Jewellery industry stakeholders expressed genuine concern, warning of job losses in a sector that employs millions. On the flip side, several economists and supporters defended the move, calling it a timely citizen-level response to rising oil prices and pressure on India’s foreign exchange reserves due to the ongoing West Asia conflict.
What Modi Actually Said: “Don’t Buy Gold for 1 Year” Call Not Blanket Austerity, But Targeted Forex Protection
Contrary to the social media narrative of total sacrifice or complete austerity, PM Modi’s appeal was narrow, specific, and focused entirely on reducing India’s foreign exchange outflows.
In both his Hyderabad and Vadodara speeches, he made seven precise appeals:
- Revive work-from-home and virtual meetings wherever possible to save fuel.
- Use petrol, diesel, and cooking gas with great restraint.

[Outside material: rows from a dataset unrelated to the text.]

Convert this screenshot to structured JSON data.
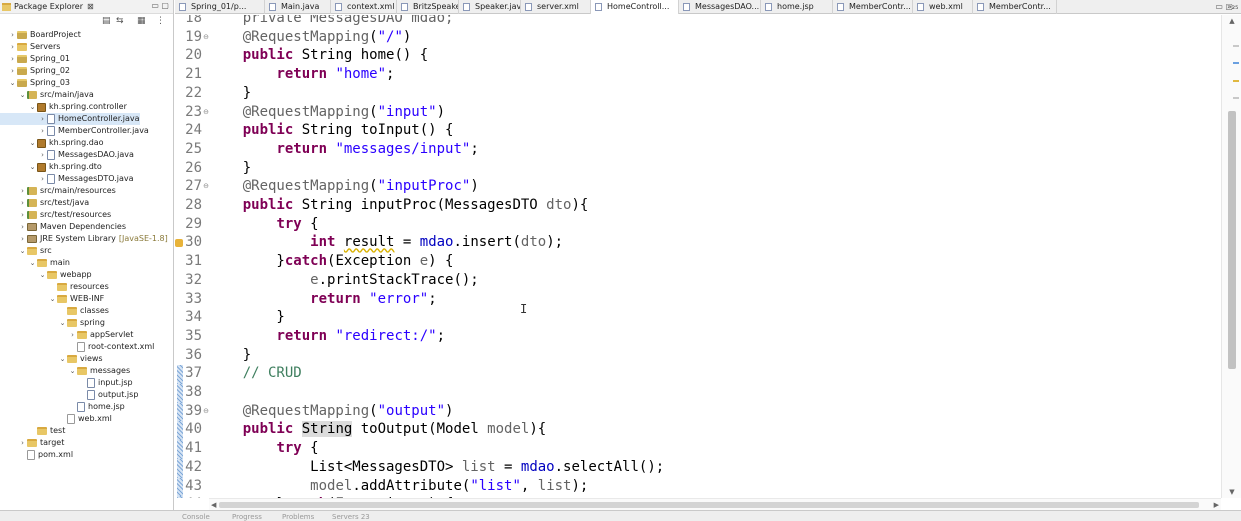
{
  "explorer": {
    "title": "Package Explorer",
    "close": "⊠",
    "winbtns": "▭  ▢",
    "tree": [
      {
        "label": "BoardProject",
        "indent": 0,
        "tw": "›",
        "icon": "proj"
      },
      {
        "label": "Servers",
        "indent": 0,
        "tw": "›",
        "icon": "folder"
      },
      {
        "label": "Spring_01",
        "indent": 0,
        "tw": "›",
        "icon": "proj"
      },
      {
        "label": "Spring_02",
        "indent": 0,
        "tw": "›",
        "icon": "proj"
      },
      {
        "label": "Spring_03",
        "indent": 0,
        "tw": "⌄",
        "icon": "proj"
      },
      {
        "label": "src/main/java",
        "indent": 1,
        "tw": "⌄",
        "icon": "srcf"
      },
      {
        "label": "kh.spring.controller",
        "indent": 2,
        "tw": "⌄",
        "icon": "pkg"
      },
      {
        "label": "HomeController.java",
        "indent": 3,
        "tw": "›",
        "icon": "java",
        "selected": true
      },
      {
        "label": "MemberController.java",
        "indent": 3,
        "tw": "›",
        "icon": "java"
      },
      {
        "label": "kh.spring.dao",
        "indent": 2,
        "tw": "⌄",
        "icon": "pkg"
      },
      {
        "label": "MessagesDAO.java",
        "indent": 3,
        "tw": "›",
        "icon": "java"
      },
      {
        "label": "kh.spring.dto",
        "indent": 2,
        "tw": "⌄",
        "icon": "pkg"
      },
      {
        "label": "MessagesDTO.java",
        "indent": 3,
        "tw": "›",
        "icon": "java"
      },
      {
        "label": "src/main/resources",
        "indent": 1,
        "tw": "›",
        "icon": "srcf"
      },
      {
        "label": "src/test/java",
        "indent": 1,
        "tw": "›",
        "icon": "srcf"
      },
      {
        "label": "src/test/resources",
        "indent": 1,
        "tw": "›",
        "icon": "srcf"
      },
      {
        "label": "Maven Dependencies",
        "indent": 1,
        "tw": "›",
        "icon": "lib"
      },
      {
        "label": "JRE System Library",
        "indent": 1,
        "tw": "›",
        "icon": "lib",
        "deco": "[JavaSE-1.8]"
      },
      {
        "label": "src",
        "indent": 1,
        "tw": "⌄",
        "icon": "folder"
      },
      {
        "label": "main",
        "indent": 2,
        "tw": "⌄",
        "icon": "folder"
      },
      {
        "label": "webapp",
        "indent": 3,
        "tw": "⌄",
        "icon": "folder"
      },
      {
        "label": "resources",
        "indent": 4,
        "tw": "",
        "icon": "folder"
      },
      {
        "label": "WEB-INF",
        "indent": 4,
        "tw": "⌄",
        "icon": "folder"
      },
      {
        "label": "classes",
        "indent": 5,
        "tw": "",
        "icon": "folder"
      },
      {
        "label": "spring",
        "indent": 5,
        "tw": "⌄",
        "icon": "folder"
      },
      {
        "label": "appServlet",
        "indent": 6,
        "tw": "›",
        "icon": "folder"
      },
      {
        "label": "root-context.xml",
        "indent": 6,
        "tw": "",
        "icon": "xml"
      },
      {
        "label": "views",
        "indent": 5,
        "tw": "⌄",
        "icon": "folder"
      },
      {
        "label": "messages",
        "indent": 6,
        "tw": "⌄",
        "icon": "folder"
      },
      {
        "label": "input.jsp",
        "indent": 7,
        "tw": "",
        "icon": "jsp"
      },
      {
        "label": "output.jsp",
        "indent": 7,
        "tw": "",
        "icon": "jsp"
      },
      {
        "label": "home.jsp",
        "indent": 6,
        "tw": "",
        "icon": "jsp"
      },
      {
        "label": "web.xml",
        "indent": 5,
        "tw": "",
        "icon": "xml"
      },
      {
        "label": "test",
        "indent": 2,
        "tw": "",
        "icon": "folder"
      },
      {
        "label": "target",
        "indent": 1,
        "tw": "›",
        "icon": "folder"
      },
      {
        "label": "pom.xml",
        "indent": 1,
        "tw": "",
        "icon": "xml"
      }
    ]
  },
  "tabs": [
    {
      "label": "Spring_01/p...",
      "width": 90
    },
    {
      "label": "Main.java",
      "width": 66
    },
    {
      "label": "context.xml",
      "width": 66
    },
    {
      "label": "BritzSpeake...",
      "width": 62
    },
    {
      "label": "Speaker.java",
      "width": 62
    },
    {
      "label": "server.xml",
      "width": 70
    },
    {
      "label": "HomeControll...",
      "width": 88,
      "active": true
    },
    {
      "label": "MessagesDAO...",
      "width": 82
    },
    {
      "label": "home.jsp",
      "width": 72
    },
    {
      "label": "MemberContr...",
      "width": 80
    },
    {
      "label": "web.xml",
      "width": 60
    },
    {
      "label": "MemberContr...",
      "width": 84
    }
  ],
  "tab_overflow": "»₂₅",
  "editor_winbtns": "▭  ▢",
  "code_lines": [
    {
      "n": "18",
      "fold": "",
      "marker": "",
      "tokens": [
        [
          "",
          "    "
        ],
        [
          "an",
          "private MessagesDAO mdao;"
        ]
      ]
    },
    {
      "n": "19",
      "fold": "⊖",
      "marker": "",
      "tokens": [
        [
          "",
          "    "
        ],
        [
          "an",
          "@RequestMapping"
        ],
        [
          "",
          "("
        ],
        [
          "st",
          "\"/\""
        ],
        [
          "",
          ")"
        ]
      ]
    },
    {
      "n": "20",
      "fold": "",
      "marker": "",
      "tokens": [
        [
          "",
          "    "
        ],
        [
          "kw",
          "public"
        ],
        [
          "",
          " String home() {"
        ]
      ]
    },
    {
      "n": "21",
      "fold": "",
      "marker": "",
      "tokens": [
        [
          "",
          "        "
        ],
        [
          "kw",
          "return"
        ],
        [
          "",
          " "
        ],
        [
          "st",
          "\"home\""
        ],
        [
          "",
          ";"
        ]
      ]
    },
    {
      "n": "22",
      "fold": "",
      "marker": "",
      "tokens": [
        [
          "",
          "    }"
        ]
      ]
    },
    {
      "n": "23",
      "fold": "⊖",
      "marker": "",
      "tokens": [
        [
          "",
          "    "
        ],
        [
          "an",
          "@RequestMapping"
        ],
        [
          "",
          "("
        ],
        [
          "st",
          "\"input\""
        ],
        [
          "",
          ")"
        ]
      ]
    },
    {
      "n": "24",
      "fold": "",
      "marker": "",
      "tokens": [
        [
          "",
          "    "
        ],
        [
          "kw",
          "public"
        ],
        [
          "",
          " String toInput() {"
        ]
      ]
    },
    {
      "n": "25",
      "fold": "",
      "marker": "",
      "tokens": [
        [
          "",
          "        "
        ],
        [
          "kw",
          "return"
        ],
        [
          "",
          " "
        ],
        [
          "st",
          "\"messages/input\""
        ],
        [
          "",
          ";"
        ]
      ]
    },
    {
      "n": "26",
      "fold": "",
      "marker": "",
      "tokens": [
        [
          "",
          "    }"
        ]
      ]
    },
    {
      "n": "27",
      "fold": "⊖",
      "marker": "",
      "tokens": [
        [
          "",
          "    "
        ],
        [
          "an",
          "@RequestMapping"
        ],
        [
          "",
          "("
        ],
        [
          "st",
          "\"inputProc\""
        ],
        [
          "",
          ")"
        ]
      ]
    },
    {
      "n": "28",
      "fold": "",
      "marker": "",
      "tokens": [
        [
          "",
          "    "
        ],
        [
          "kw",
          "public"
        ],
        [
          "",
          " String inputProc(MessagesDTO "
        ],
        [
          "an",
          "dto"
        ],
        [
          "",
          "){"
        ]
      ]
    },
    {
      "n": "29",
      "fold": "",
      "marker": "",
      "tokens": [
        [
          "",
          "        "
        ],
        [
          "kw",
          "try"
        ],
        [
          "",
          " {"
        ]
      ]
    },
    {
      "n": "30",
      "fold": "",
      "marker": "warn",
      "tokens": [
        [
          "",
          "            "
        ],
        [
          "kw",
          "int"
        ],
        [
          "",
          " "
        ],
        [
          "warn-under",
          "result"
        ],
        [
          "",
          " = "
        ],
        [
          "fld",
          "mdao"
        ],
        [
          "",
          ".insert("
        ],
        [
          "an",
          "dto"
        ],
        [
          "",
          ");"
        ]
      ]
    },
    {
      "n": "31",
      "fold": "",
      "marker": "",
      "tokens": [
        [
          "",
          "        }"
        ],
        [
          "kw",
          "catch"
        ],
        [
          "",
          "(Exception "
        ],
        [
          "an",
          "e"
        ],
        [
          "",
          ") {"
        ]
      ]
    },
    {
      "n": "32",
      "fold": "",
      "marker": "",
      "tokens": [
        [
          "",
          "            "
        ],
        [
          "an",
          "e"
        ],
        [
          "",
          ".printStackTrace();"
        ]
      ]
    },
    {
      "n": "33",
      "fold": "",
      "marker": "",
      "tokens": [
        [
          "",
          "            "
        ],
        [
          "kw",
          "return"
        ],
        [
          "",
          " "
        ],
        [
          "st",
          "\"error\""
        ],
        [
          "",
          ";"
        ]
      ]
    },
    {
      "n": "34",
      "fold": "",
      "marker": "",
      "tokens": [
        [
          "",
          "        }"
        ]
      ]
    },
    {
      "n": "35",
      "fold": "",
      "marker": "",
      "tokens": [
        [
          "",
          "        "
        ],
        [
          "kw",
          "return"
        ],
        [
          "",
          " "
        ],
        [
          "st",
          "\"redirect:/\""
        ],
        [
          "",
          ";"
        ]
      ]
    },
    {
      "n": "36",
      "fold": "",
      "marker": "",
      "tokens": [
        [
          "",
          "    }"
        ]
      ]
    },
    {
      "n": "37",
      "fold": "",
      "marker": "change",
      "tokens": [
        [
          "",
          "    "
        ],
        [
          "cm",
          "// CRUD"
        ]
      ]
    },
    {
      "n": "38",
      "fold": "",
      "marker": "change",
      "tokens": [
        [
          "",
          ""
        ]
      ]
    },
    {
      "n": "39",
      "fold": "⊖",
      "marker": "change",
      "tokens": [
        [
          "",
          "    "
        ],
        [
          "an",
          "@RequestMapping"
        ],
        [
          "",
          "("
        ],
        [
          "st",
          "\"output\""
        ],
        [
          "",
          ")"
        ]
      ]
    },
    {
      "n": "40",
      "fold": "",
      "marker": "change",
      "tokens": [
        [
          "",
          "    "
        ],
        [
          "kw",
          "public"
        ],
        [
          "",
          " "
        ],
        [
          "hl",
          "String"
        ],
        [
          "",
          " toOutput(Model "
        ],
        [
          "an",
          "model"
        ],
        [
          "",
          "){"
        ]
      ]
    },
    {
      "n": "41",
      "fold": "",
      "marker": "change",
      "tokens": [
        [
          "",
          "        "
        ],
        [
          "kw",
          "try"
        ],
        [
          "",
          " {"
        ]
      ]
    },
    {
      "n": "42",
      "fold": "",
      "marker": "change",
      "tokens": [
        [
          "",
          "            List<MessagesDTO> "
        ],
        [
          "an",
          "list"
        ],
        [
          "",
          " = "
        ],
        [
          "fld",
          "mdao"
        ],
        [
          "",
          ".selectAll();"
        ]
      ]
    },
    {
      "n": "43",
      "fold": "",
      "marker": "change",
      "tokens": [
        [
          "",
          "            "
        ],
        [
          "an",
          "model"
        ],
        [
          "",
          ".addAttribute("
        ],
        [
          "st",
          "\"list\""
        ],
        [
          "",
          ", "
        ],
        [
          "an",
          "list"
        ],
        [
          "",
          ");"
        ]
      ]
    },
    {
      "n": "44",
      "fold": "",
      "marker": "change",
      "tokens": [
        [
          "",
          "        }"
        ],
        [
          "kw",
          "catch"
        ],
        [
          "",
          "(Exception "
        ],
        [
          "an",
          "e"
        ],
        [
          "",
          ") {"
        ]
      ]
    }
  ],
  "scroll_arrows": {
    "up": "▲",
    "down": "▼",
    "left": "◀",
    "right": "▶"
  },
  "bottom_tabs": [
    "Console",
    "Progress",
    "Problems",
    "Servers 23"
  ]
}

Promote public transport, carpooling, EVs, and railways.
- Do not buy gold or gold jewellery for one full year for weddings, functions, or festivals.
- Reduce consumption of cooking and edible oil.
- Farmers should cut chemical fertiliser use (up to 50%) and shift to natural farming.
- Prefer Made-in-India and Swadeshi products over imported or foreign-branded goods.
- Avoid non-essential foreign travel for one year, including foreign weddings. Choose domestic tourism instead.
Every single point was directly linked to items that heavily drain India’s dollar reserves, especially crude oil (85% imported), gold (nearly 100% imported), edible oil, fertilisers, and foreign travel.
Modi did not ask citizens to stop eating out, cut domestic luxuries, reduce entertainment, or adopt general lifestyle austerity. The core message was clear: Nation First – Duty Above Comfort – to protect India’s foreign exchange reserves during a period of global uncertainty.
The Bigger Picture Behind the Appeal
With gold imports alone touching a record ~$72 billion in FY 2025-26 and oil prices spiking due to the Iran-related conflict, India is facing fresh pressure on its trade deficit and current account. Modi’s appeal aims to ease this pressure voluntarily from the demand side, without imposing new taxes or bans.
While social media focused on personal jabs and whataboutism, the speech itself was a textbook example of demand-side macro management, asking citizens to temporarily adjust habits that directly impact the country’s external balance.
Will the message cut through the noise? That remains to be seen. But the economic context is real: protecting the rupee and reserves when the global environment is turning adverse.